Public Bitcoin miners are developing roughly 30 gigawatts of artificial intelligence-focused power capacity, nearly triple the 11 GW currently online, as they seek to offset post-halving margin pressure and reposition for the next growth cycle.
The planned expansion, compiled by TheEnergyMag across 14 publicly traded miners, highlights a rapid pivot away from pure hashpower growth toward AI and high-performance computing infrastructure amid persistently weak hashprice conditions.
“This is the megawatt arms race of the AI boom,”
TheEnergyMag said, warning that monetisation ultimately depends on whether AI demand remains strong enough to justify the scale of investment.

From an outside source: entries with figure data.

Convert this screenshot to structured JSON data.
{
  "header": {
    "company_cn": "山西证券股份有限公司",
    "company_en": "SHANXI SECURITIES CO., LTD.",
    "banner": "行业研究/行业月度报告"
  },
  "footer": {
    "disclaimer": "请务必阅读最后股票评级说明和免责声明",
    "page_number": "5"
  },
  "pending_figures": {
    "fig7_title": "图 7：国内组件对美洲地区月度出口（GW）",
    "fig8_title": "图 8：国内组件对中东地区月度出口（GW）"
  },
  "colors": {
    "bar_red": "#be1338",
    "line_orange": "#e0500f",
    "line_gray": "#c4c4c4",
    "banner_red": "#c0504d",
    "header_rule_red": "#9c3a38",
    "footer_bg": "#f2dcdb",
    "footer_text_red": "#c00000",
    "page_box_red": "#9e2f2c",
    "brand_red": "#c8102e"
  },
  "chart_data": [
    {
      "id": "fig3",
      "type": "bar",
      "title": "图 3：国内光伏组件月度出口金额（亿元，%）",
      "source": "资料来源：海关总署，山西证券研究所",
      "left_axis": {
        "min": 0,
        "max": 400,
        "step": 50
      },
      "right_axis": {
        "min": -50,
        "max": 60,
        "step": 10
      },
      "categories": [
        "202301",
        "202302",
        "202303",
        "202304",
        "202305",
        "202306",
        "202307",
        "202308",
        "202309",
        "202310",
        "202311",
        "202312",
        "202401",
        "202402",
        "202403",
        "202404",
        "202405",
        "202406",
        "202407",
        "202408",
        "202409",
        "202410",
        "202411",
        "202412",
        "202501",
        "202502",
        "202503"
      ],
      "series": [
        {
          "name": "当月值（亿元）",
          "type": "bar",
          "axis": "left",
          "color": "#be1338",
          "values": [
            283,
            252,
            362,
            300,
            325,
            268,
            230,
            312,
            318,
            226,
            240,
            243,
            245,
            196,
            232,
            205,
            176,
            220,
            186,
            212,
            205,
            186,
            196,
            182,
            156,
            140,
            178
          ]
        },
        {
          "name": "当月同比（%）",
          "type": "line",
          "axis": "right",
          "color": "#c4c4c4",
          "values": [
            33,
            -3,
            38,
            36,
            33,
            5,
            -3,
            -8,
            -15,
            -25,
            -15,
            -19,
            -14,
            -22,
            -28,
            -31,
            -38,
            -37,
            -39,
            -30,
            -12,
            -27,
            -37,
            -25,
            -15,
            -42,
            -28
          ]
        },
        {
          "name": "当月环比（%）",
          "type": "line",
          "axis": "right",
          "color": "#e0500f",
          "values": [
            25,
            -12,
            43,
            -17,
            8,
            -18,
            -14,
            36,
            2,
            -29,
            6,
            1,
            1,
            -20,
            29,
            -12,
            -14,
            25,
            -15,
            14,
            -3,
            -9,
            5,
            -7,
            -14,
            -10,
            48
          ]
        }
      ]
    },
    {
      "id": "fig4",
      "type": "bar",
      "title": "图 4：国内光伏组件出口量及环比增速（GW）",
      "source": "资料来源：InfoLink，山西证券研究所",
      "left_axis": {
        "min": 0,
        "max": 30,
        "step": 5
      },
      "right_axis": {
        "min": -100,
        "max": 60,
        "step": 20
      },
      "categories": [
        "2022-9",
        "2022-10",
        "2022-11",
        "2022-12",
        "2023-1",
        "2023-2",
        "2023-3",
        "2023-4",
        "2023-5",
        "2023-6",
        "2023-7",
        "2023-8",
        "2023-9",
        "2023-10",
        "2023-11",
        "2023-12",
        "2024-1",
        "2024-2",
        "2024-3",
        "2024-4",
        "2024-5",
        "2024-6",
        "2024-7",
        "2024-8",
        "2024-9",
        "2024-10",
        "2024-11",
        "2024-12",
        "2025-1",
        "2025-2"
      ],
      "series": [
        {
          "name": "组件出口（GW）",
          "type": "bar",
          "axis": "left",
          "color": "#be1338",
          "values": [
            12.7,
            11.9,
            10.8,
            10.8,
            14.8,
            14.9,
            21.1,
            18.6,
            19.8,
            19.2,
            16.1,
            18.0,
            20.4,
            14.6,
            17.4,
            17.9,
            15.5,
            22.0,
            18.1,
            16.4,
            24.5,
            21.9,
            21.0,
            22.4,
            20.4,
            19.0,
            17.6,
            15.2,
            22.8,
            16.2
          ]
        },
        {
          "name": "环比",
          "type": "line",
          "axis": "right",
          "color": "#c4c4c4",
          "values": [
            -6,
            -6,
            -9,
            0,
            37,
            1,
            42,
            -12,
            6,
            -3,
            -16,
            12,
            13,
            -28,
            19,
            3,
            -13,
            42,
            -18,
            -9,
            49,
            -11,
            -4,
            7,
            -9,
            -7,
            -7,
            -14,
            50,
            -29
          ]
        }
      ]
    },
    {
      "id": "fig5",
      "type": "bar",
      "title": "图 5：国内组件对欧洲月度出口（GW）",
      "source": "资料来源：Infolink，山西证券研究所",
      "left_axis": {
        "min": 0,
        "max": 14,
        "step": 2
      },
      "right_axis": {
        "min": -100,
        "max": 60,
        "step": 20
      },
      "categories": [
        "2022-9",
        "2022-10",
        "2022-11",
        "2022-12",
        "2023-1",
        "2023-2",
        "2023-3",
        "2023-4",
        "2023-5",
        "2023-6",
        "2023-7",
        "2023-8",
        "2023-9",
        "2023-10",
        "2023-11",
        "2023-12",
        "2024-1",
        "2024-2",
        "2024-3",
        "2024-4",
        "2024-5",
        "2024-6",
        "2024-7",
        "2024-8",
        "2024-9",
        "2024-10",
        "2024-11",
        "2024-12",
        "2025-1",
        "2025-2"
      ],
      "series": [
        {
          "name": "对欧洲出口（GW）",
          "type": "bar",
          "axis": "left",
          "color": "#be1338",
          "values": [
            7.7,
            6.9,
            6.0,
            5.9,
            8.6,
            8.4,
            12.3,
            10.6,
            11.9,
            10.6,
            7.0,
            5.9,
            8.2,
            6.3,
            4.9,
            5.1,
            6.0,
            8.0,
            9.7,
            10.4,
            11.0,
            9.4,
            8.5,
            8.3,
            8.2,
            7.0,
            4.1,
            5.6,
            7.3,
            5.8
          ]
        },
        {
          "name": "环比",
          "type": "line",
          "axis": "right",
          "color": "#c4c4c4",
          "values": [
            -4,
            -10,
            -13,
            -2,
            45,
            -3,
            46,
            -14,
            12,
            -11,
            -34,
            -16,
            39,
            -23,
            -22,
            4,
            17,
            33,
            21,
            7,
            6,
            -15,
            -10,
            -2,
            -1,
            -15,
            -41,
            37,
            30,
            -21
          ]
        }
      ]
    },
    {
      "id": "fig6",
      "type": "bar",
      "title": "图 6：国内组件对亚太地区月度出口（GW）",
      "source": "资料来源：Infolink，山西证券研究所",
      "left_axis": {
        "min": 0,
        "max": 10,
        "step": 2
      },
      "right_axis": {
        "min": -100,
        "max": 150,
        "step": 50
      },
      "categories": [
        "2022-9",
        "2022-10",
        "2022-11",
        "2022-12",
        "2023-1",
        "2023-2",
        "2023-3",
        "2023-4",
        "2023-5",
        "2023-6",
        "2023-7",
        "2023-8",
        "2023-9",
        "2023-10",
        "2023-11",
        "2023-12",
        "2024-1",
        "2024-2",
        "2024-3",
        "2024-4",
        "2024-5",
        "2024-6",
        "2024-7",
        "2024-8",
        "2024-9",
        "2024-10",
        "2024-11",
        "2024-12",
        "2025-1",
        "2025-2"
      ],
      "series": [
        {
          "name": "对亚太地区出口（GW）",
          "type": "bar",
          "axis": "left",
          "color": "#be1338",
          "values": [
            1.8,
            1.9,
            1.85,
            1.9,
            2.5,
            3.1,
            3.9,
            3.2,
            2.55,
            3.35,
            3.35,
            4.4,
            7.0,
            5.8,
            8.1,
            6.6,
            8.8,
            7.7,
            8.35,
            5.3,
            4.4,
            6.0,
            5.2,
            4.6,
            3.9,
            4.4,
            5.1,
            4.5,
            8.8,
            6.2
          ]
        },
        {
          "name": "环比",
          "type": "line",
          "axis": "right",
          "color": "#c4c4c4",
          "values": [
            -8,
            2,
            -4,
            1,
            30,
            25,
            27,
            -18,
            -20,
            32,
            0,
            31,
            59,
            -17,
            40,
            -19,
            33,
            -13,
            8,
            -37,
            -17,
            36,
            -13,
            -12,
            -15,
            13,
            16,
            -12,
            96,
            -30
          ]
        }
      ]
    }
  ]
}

Although the 30 GW pipeline amounts to what the publication described as “a small country’s worth of power infrastructure,” much of the capacity remains in development queues and early-stage plans rather than operational data centres, shifting competition from ASIC efficiency to securing power, financing and timely delivery.
One early beneficiary of the AI pivot is HIVE Digital, which reported fourth-quarter revenue of $93.1 million, up 219% year on year, driven in part by contributions from AI and high-performance computing workloads despite softer bitcoin prices.
Investor pressure is also mounting, with Starboard Value urging Riot Platforms to accelerate its expansion into AI and HPC data centres as mining margins tighten.
The diversification push follows the 2024 halving that cut block rewards and squeezed profitability, compounded by bitcoin’s retreat from above $126,000 to below $60,000, though US-based miners have shown resilience with output rebounding after winter storm disruptions earlier this year.
At the time of reporting, Bitcoin price was $67,209.39.